Once this is done you can upload the zip file in the same way you'd upload any file:

curl --request POST \
  --url http://mystic.ai/v3/pipeline_files \
  --header 'Authorization: Bearer API_TOKEN' \
	--form 'pfile=@my_zip_file.zip'

Uploading files and directories by CLI

You can upload either a File or Directory object by CLI. For a single file:

pipeline create file my_file.txt
# Pipeline File created with ID= file_34983498734

Or you can upload an entire directory

pipeline create file -r ./my_dir
# Pipeline File created with ID= file_34983498734

File responses

There are two ways files can be returned from a Run, a single File output variable, or an array of File objects. You must use the standard typing procedure in python to do this:

@pipe
def get_file() -> File:
  local_file_path = "/tmp/image.jpg"
  output_image = File(path=file_path, allow_out_of_context_creation=True)
  return output_image

# OR for an array

from typing import List

@pipe
def get_file() -> List[File]:
  local_file_path = "/tmp/image.jpg"
  local_file_path_2 = "/tmp/image2.jpg"
  output_image = File(path=file_path, allow_out_of_context_creation=True)
  output_image_2 = File(path=file_path_2, allow_out_of_context_creation=True)
  return [output_image, output_image_2]

When a File object is returned from a pipe a run request returns a URL to that file along with other meta data. The file specific variable object looks like the following in a response:

{
  "type": "file",
  "value": null,
  "file": {
    "name": "image-0.jpg",
    "path": "run_files/31/7e/317e304d-e816-4036-86b2-7ad82b208b70/image-0.jpg",
    "url": "https://storage.mystic.ai/run_files/31/7e/317e304d-e816-4036-86b2-7ad82b208b70/image-0.jpg",
    "size": 22241
  }
}

For a list/array of File objects the array variable is used as the root variable:

{
  "type": "array",
  "value": [
    {
      "type": "file",
      "value": null,
      "file": {
        "name": "image-0.jpg",
        "path": "run_files/31/7e/317e304d-e816-4036-86b2-7ad82b208b70/image-0.jpg",
        "url": "https://storage.mystic.ai/run_files/31/7e/317e304d-e816-4036-86b2-7ad82b208b70/image-0.jpg",
        "size": 22241
      }
    },
    {
      "type": "file",
      "value": null,
      "file": {
        "name": "image-1.jpg",
        "path": "run_files/45/2a/452a3204-beba-4ccc-949c-1af4e2fcd88c/image-1.jpg",
        "url": "https://storage.mystic.ai/run_files/45/2a/452a3204-beba-4ccc-949c-1af4e2fcd88c/image-1.jpg",
        "size": 16608
      }
    }
  ],
  "file": null
}

FileURLs

FileURLs can be used as a static file reference for a pipeline as discussed above, or used as an ordinary input in a run. Lets take the below pipeline as our example:

@pipe
def my_func(my_file: File) -> str:
    return my_file.path.read_text()


with Pipeline() as builder:
    var_1 = Variable(File)

    output = my_func(var_1)

    builder.output(output)

my_pl = builder.get_pipeline()
remote_pipeline = upload_pipeline(my_pl, "paulh/file_test", "numpy")

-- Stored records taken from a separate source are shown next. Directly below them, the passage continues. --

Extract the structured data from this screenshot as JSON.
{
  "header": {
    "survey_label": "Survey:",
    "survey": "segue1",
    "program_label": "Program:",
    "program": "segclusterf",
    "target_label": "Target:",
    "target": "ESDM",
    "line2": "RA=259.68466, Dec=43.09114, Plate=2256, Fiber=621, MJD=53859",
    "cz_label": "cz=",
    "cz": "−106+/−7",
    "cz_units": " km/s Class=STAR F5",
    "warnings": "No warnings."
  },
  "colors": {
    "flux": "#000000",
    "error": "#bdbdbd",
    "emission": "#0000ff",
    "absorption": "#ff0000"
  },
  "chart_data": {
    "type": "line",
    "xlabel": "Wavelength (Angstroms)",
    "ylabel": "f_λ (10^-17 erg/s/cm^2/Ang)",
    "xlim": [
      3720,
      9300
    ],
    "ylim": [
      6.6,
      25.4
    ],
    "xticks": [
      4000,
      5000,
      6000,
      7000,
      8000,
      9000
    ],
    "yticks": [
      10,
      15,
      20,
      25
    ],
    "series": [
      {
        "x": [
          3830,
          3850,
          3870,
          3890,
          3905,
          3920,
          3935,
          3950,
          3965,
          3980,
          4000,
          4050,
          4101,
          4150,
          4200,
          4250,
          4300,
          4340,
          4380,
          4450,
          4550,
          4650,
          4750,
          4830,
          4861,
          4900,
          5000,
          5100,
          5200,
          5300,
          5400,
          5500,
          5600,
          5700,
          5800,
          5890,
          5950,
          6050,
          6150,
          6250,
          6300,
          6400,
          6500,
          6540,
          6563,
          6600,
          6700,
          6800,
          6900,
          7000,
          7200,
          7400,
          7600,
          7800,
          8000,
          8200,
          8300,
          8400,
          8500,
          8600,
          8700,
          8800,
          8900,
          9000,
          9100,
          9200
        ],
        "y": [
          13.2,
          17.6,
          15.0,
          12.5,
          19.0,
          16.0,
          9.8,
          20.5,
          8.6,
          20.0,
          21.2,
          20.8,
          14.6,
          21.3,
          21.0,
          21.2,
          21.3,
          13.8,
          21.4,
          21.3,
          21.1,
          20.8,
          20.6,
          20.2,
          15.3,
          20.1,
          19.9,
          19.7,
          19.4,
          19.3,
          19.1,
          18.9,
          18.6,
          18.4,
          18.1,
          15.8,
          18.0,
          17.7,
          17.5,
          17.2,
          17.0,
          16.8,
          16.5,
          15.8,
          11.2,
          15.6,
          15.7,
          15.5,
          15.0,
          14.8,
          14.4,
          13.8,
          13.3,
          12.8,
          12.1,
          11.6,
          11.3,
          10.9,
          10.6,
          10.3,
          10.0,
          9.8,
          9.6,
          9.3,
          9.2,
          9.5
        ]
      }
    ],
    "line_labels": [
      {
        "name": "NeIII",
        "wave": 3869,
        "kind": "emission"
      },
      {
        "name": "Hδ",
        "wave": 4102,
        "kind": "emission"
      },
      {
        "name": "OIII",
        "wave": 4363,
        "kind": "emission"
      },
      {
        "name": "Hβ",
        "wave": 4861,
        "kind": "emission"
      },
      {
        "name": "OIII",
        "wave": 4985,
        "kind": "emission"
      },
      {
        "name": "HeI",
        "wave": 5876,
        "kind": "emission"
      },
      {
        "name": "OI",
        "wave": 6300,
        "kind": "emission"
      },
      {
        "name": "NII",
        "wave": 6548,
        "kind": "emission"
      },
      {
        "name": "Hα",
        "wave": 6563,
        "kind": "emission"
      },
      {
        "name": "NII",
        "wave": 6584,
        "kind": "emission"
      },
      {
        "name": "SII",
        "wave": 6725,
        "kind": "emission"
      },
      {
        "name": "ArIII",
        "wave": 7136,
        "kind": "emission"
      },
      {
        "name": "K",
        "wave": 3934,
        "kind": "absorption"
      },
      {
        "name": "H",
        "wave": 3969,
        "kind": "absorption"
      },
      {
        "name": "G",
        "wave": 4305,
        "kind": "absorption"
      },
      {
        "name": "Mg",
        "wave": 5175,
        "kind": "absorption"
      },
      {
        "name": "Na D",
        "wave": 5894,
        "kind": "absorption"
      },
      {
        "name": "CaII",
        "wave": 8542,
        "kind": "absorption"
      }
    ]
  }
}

Now to perform a run with this pipeline using a FileURL in python:

run_pipeline(
  FileURL(
    url="https://storage.mystic.ai/run_files/c8/5c/c85c1853-d1cd-40d5-9aaa-6e2cfaca48d5/image-0.jpg",
  )
)

Or by curl:

curl --request POST \
  --url http://mystic.ai/v3/runs \
  --header 'Authorization: Bearer API_TOKEN' \
  --header 'Content-Type: application/json' \
  --data '{
	"pipeline_id_or_pointer": "paulh/file_test:v1",
	"async_run": false,
	"input_data": [
		{
			"type": "file",
			"value": null,
      "file_name": "image-0.jpg",
      "file_path": "https://storage.mystic.ai/run_files/c8/5c/c85c1853-d1cd-40d5-9aaa-6e2cfaca48d5/image-0.jpg"
		}
	]
}'

Although the input to the my_func method is a File, using a local FileURL directs the local client to not read/load remote files, but pass them as a reference.